Cause of the 2020 Markley Fire? Arson, says a CAL FIRE battalion chief

The official cause of the Markely Fire, allegedly set by Victor Serriteno of Vacaville, to conceal the death of a Vallejo woman?

“Arson,” said CAL FIRE Battalion Chief Joseph Baldwin, looking directly at Solano County District Attorney Krishna Abrams during the Tuesday morning preliminary hearing session for Serriteno.

Baldwin’s statement came nearly two hours after the start of the hearing’s fifth day in Department 25 of Solano County Superior Court in Fairfield.

There, Judge Janice M. Williams will determine if there is enough evidence, or probable cause, to arraign Baldwin on the murder charge, plus two more felony murders because the Markley Fire, which started Aug. 18, 2020, near Lake Berryessa, merged with other fires and later led to the deaths of two men in rural Vacaville.

At the outset of his testimony Tuesday, Baldwin acknowledged he returned to the fire site, the Homestead Trail at the base of the Monticello Dam, on Sept. 5. That was three days after the discovery of 32-year-old Priscilla Castro’s charred remains near a tree. Baldwin said he was there to gauge wildland burn patterns in the Stebbins-Cold Canyon area near Highway 128, the general area of the fire.

Answering one of Abrams’ questions, Baldwin identified the Aug. 18 fire as the Markley Fire, which, fire records show, merged with the Hennessey Fire, a lightning-caused fire, which merged with several other lightning-caused fires and became the LNU Lightning Complex, burning more than 360,000 acres, destroying nearly 1,500 structures, and causing several deaths.

Abrams then appeared to produce a document, the fire-related emergency declaration at the time by Gov. Gavin Newsom. (Serriteno also is charged with arson during a state of emergency.)

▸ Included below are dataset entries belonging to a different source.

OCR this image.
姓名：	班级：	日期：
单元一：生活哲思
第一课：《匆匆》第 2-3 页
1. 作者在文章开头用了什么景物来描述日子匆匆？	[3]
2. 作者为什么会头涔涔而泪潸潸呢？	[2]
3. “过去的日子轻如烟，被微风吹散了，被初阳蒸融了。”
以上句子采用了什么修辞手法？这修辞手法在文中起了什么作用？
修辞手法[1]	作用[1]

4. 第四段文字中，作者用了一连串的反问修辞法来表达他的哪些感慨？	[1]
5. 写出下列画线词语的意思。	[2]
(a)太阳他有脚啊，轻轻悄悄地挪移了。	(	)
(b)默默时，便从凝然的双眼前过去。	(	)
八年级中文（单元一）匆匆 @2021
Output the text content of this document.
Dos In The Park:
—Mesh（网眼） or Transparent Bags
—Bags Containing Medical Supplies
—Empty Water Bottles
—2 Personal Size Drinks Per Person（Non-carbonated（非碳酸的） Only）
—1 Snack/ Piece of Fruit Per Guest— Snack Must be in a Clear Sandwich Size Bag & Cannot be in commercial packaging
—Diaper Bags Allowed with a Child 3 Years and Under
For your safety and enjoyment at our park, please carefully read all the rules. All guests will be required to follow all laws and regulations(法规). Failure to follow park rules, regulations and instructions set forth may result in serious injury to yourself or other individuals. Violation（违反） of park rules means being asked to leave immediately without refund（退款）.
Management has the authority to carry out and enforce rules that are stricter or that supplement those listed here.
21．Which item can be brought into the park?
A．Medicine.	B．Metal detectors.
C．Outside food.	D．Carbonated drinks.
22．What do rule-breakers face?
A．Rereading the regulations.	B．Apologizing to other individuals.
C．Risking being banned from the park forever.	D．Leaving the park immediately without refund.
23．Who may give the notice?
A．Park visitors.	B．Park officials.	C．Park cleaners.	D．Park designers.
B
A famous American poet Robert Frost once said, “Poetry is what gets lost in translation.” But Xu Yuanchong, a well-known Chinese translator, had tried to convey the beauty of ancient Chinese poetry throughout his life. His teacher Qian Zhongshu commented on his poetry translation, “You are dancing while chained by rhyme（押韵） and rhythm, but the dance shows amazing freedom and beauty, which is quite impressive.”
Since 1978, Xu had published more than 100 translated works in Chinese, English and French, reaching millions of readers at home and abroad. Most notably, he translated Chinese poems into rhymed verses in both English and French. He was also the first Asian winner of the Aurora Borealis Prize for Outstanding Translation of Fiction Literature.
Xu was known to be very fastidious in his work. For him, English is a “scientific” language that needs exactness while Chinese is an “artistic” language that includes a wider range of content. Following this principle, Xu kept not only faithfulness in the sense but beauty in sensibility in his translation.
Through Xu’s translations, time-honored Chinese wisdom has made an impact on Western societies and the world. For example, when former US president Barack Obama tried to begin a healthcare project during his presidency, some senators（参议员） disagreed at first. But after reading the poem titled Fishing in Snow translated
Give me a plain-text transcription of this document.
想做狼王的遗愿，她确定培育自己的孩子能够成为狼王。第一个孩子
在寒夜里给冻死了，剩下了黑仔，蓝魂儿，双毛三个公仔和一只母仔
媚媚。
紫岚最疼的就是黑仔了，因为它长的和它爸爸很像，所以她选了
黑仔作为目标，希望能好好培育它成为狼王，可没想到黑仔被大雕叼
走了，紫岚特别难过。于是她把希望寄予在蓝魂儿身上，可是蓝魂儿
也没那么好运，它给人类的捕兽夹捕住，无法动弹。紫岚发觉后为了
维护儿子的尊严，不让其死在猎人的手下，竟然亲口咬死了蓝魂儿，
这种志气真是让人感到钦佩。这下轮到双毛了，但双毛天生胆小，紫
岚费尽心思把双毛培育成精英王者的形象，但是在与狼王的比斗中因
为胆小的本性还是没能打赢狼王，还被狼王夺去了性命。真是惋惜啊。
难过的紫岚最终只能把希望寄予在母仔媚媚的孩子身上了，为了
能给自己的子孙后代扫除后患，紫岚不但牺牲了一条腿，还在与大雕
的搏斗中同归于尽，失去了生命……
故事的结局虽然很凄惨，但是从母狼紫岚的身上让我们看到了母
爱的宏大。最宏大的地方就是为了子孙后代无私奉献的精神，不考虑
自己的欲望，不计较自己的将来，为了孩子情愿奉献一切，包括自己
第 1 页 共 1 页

Additionally, after Abrams displayed a large map of the area, Baldwin stepped out of the witness box to provide information about the fire’s location. Looking at slides projected on a large monitor, he also provided information for more than two dozen photos investigators took of the burned over hillsides and canyons that the fire swept over between Solano and Napa counties. He detailed how the fire progressed in the area and repeatedly noted “the angle of char.”

Abrams also show an aerial photo of the Markley Fire area taken on Sept. 3. Moments later, Baldwin, who told Abrams he was assigned in  August 2020 to determine the cause and origin of the fire, succinctly confirmed it was caused by arson.

In cross-examination, Deputy Public Defender Michael A. Jue got Baldwin to say he became aware of the Hennessey Fire at 10:50 a.m. Aug. 18.

Then the defense attorney seemed to suggest that a “spot fire,” could have started the Markley Fire.

But Baldwin said the Hennessey did not cause a spot fire at the Markley site.

“It was impossible,” he said, adding the Hennessey’s flames and embers were “too far away” from the area to spark the Markley Fire.

Then Jue wondered if a vehicle’s brake pads, the metallic part of brake pads, could have caused a fire, suggesting the fire may have been caused by someone or something else.

Abrams immediately objected, citing relevance to the hearing and that Baldwin, a recognized expert in the cause and origins of fire, had already determined why the Markley Fire started.

Jue asked Baldwin how long he was at the Markley site in September, and the battalion chief said, “45 minutes to an hour.”

Baldwin also said the fire’s origin was 66 feet from the Homestead Trail.

At the beginning of the afternoon session, Jue petitioned the judge to allow questions about possible causes of the fire, including brake pads, and further question Baldwin about his statement that it was impossible for the Hennessey Fire to have started the Markley Fire.

Abrams said the Hennessey Fire and other fires were not relevant to the Markley Fire and told the judge that Jue wanted to argue “third-person culpability,” meaning someone else caused the fire.

Judge Williams denied Jue’s motion, saying anyone with such knowledge, a witness, must be named and testify in court.

As previously reported about earlier hearing testimony, Vacaville police detectives, using cell phone data and analytic software, were able to place Serriteno in the area of the Homestead Trail at the base of the Monticello Dam near Lake Berryessa on Aug. 16.

Once detectives received the information obtained through search warrants, it led them to that area on Sept. 2, a geographic “grid search” was conducted, and investigators found a badly burned body.